Haitian farmers and civil society peacefully demand social reforms

By Cindy Corell | Mission Co-worker Haiti

Fabienne Jean, coordinator of FONDAMA, Hands Together Foundation of Haiti, speaks to the media about the need for solutions to Haiti’s poverty in June 2018. Photo by Cindy Corell.

Haiti operates daily in crisis mode. Eighty percent of Haitians survive on less than $2.40 a day. Inflation puts the price of daily necessities further and further out of reach for the average family. The cost of education, too, is rising, so parents will do without to send at least one child to school.

It’s miserable for many, so much so, it’s become normalized. But in early July, the many crises erupted. Haiti’s history of carrying heavy debt, failing to make necessary improvements to its people’s quality of life and deep corruption within its government hit a tipping point with the people in the streets.

Then, on July 5, in anticipation of fuel price increases from 38 to 47 percent, protestors began blocking roads and burning tires. By the next day, when the announcement was made, those protests multiplied exponentially. Protestors cut off access to Port-au-Prince. They burned vehicles and buildings. They broke into and burned businesses large and small.

At the root of the anger is a requirement from the International Monetary Bank that Haiti drop historic subsidies for fuel, thereby raising the cost of gasoline and diesel. It follows years of corruption charges leveled against President Jovenel Moise, members of Parliament and other leaders in the PetroCaribe scandal.

The country came to a standstill. Prime Minister Jack Guy Lafontant reversed the fuel price increase, but protestors stayed in the street, calling for his ouster. He resigned on July 13, bringing calm to the city, but that calm is only skin-deep. A simmering anger remains.

FONDAMA’s coordinator Fabienne Jean and other civil society leaders met in early August to determine ways to reach out to government officials in response to the decades-long corruption. Together, they asked for transparency in the government, an end to the lawlessness, justice reform, and even a new Constitution.

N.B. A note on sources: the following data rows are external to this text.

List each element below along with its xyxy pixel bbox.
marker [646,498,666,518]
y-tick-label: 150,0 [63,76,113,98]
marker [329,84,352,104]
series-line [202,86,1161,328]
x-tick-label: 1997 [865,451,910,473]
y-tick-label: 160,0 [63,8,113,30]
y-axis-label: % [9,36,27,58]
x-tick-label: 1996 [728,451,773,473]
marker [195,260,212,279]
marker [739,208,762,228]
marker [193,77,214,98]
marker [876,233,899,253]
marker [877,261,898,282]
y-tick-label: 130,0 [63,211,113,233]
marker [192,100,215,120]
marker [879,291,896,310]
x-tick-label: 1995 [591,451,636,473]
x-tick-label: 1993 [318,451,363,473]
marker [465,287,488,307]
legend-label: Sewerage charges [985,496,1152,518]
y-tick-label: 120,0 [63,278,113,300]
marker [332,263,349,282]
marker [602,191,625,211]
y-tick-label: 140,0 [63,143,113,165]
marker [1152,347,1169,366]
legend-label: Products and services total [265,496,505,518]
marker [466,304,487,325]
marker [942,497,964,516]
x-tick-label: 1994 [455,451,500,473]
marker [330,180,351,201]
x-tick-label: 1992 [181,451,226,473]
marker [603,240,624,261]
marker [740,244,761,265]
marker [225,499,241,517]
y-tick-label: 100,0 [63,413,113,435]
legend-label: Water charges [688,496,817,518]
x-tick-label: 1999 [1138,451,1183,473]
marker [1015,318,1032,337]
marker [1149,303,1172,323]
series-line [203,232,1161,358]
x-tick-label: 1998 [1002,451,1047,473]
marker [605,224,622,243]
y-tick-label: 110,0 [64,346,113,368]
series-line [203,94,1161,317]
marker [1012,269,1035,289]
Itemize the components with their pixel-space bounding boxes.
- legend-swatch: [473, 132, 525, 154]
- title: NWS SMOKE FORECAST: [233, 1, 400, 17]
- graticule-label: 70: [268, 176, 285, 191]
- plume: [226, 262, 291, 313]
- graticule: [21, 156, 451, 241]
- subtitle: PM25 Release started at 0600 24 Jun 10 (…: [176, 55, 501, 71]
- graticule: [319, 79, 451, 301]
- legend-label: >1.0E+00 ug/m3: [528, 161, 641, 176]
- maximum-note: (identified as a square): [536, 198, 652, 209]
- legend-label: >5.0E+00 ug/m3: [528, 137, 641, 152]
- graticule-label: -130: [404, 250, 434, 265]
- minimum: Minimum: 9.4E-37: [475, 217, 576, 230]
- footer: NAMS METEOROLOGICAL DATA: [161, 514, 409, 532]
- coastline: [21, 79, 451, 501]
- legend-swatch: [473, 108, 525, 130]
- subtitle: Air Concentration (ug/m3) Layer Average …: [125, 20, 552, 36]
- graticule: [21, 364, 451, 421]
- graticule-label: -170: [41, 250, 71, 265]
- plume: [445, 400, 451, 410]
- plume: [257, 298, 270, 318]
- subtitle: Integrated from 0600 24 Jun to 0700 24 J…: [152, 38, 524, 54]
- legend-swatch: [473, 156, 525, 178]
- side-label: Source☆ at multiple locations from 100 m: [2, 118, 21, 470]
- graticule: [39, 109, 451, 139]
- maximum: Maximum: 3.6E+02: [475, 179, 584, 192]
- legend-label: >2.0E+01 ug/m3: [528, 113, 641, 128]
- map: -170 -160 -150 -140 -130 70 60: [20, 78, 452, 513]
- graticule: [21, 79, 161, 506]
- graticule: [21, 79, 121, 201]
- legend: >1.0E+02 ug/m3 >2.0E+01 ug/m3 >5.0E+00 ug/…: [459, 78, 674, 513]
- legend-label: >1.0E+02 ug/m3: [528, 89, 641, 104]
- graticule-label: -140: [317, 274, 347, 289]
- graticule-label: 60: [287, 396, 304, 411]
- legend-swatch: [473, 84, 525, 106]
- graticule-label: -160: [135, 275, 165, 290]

FONDAMA, the Joining Hands network in Haiti, (Hands Together Foundation of Haiti) has been pecking away at the root causes of this country’s dire poverty:

1.      To combat the effects of climate change that bring catastrophic storms or starving drought, FONDAMA members have led training sessions in rural communities, including sessions about climate change and its effects and issues creating poverty in other parts of the country.

2.      To combat food imports that undermine the small profits of local producers, FONDAMA members have supported local farmers and found ways to bring farmers from all regions together. Also, FONDAMA has offered training in different forms of advocacy, how each organization can play a role in network-wide advocacy campaigns and the power of advocacy against corrupt governments,

3.      To combat land-grabbing, members of FONDAMA have organized, written letters to industries taking land from poor farmers, initiated conversations with the International Development Bank and anticipated future land vulnerable to gluttonous businesses or corrupt government leaders.

4.      FONDAMA sponsored a conference in early June, attended by people from organizations, civil society groups and the media, to highlight issues of climate change, food imports and land grabbing, and search for solutions.

5.      And in each of these steps, and many others not mentioned here, FONDAMA is working with its hundreds of thousands of members in nine of the 10 departments (states), making it known to elected leaders and prospective candidates that the people expect positive change. But inflation and misery continue to rise.

It’s early yet. We do not know when change will come. But immense frustration at the poor conditions in which Haitians are living has lit a fire in the streets, and civil society, FONDAMA included, is at the table to press elected leaders for change. And while we do that, we continue our work in rural communities, educating and training new leaders for a better tomorrow.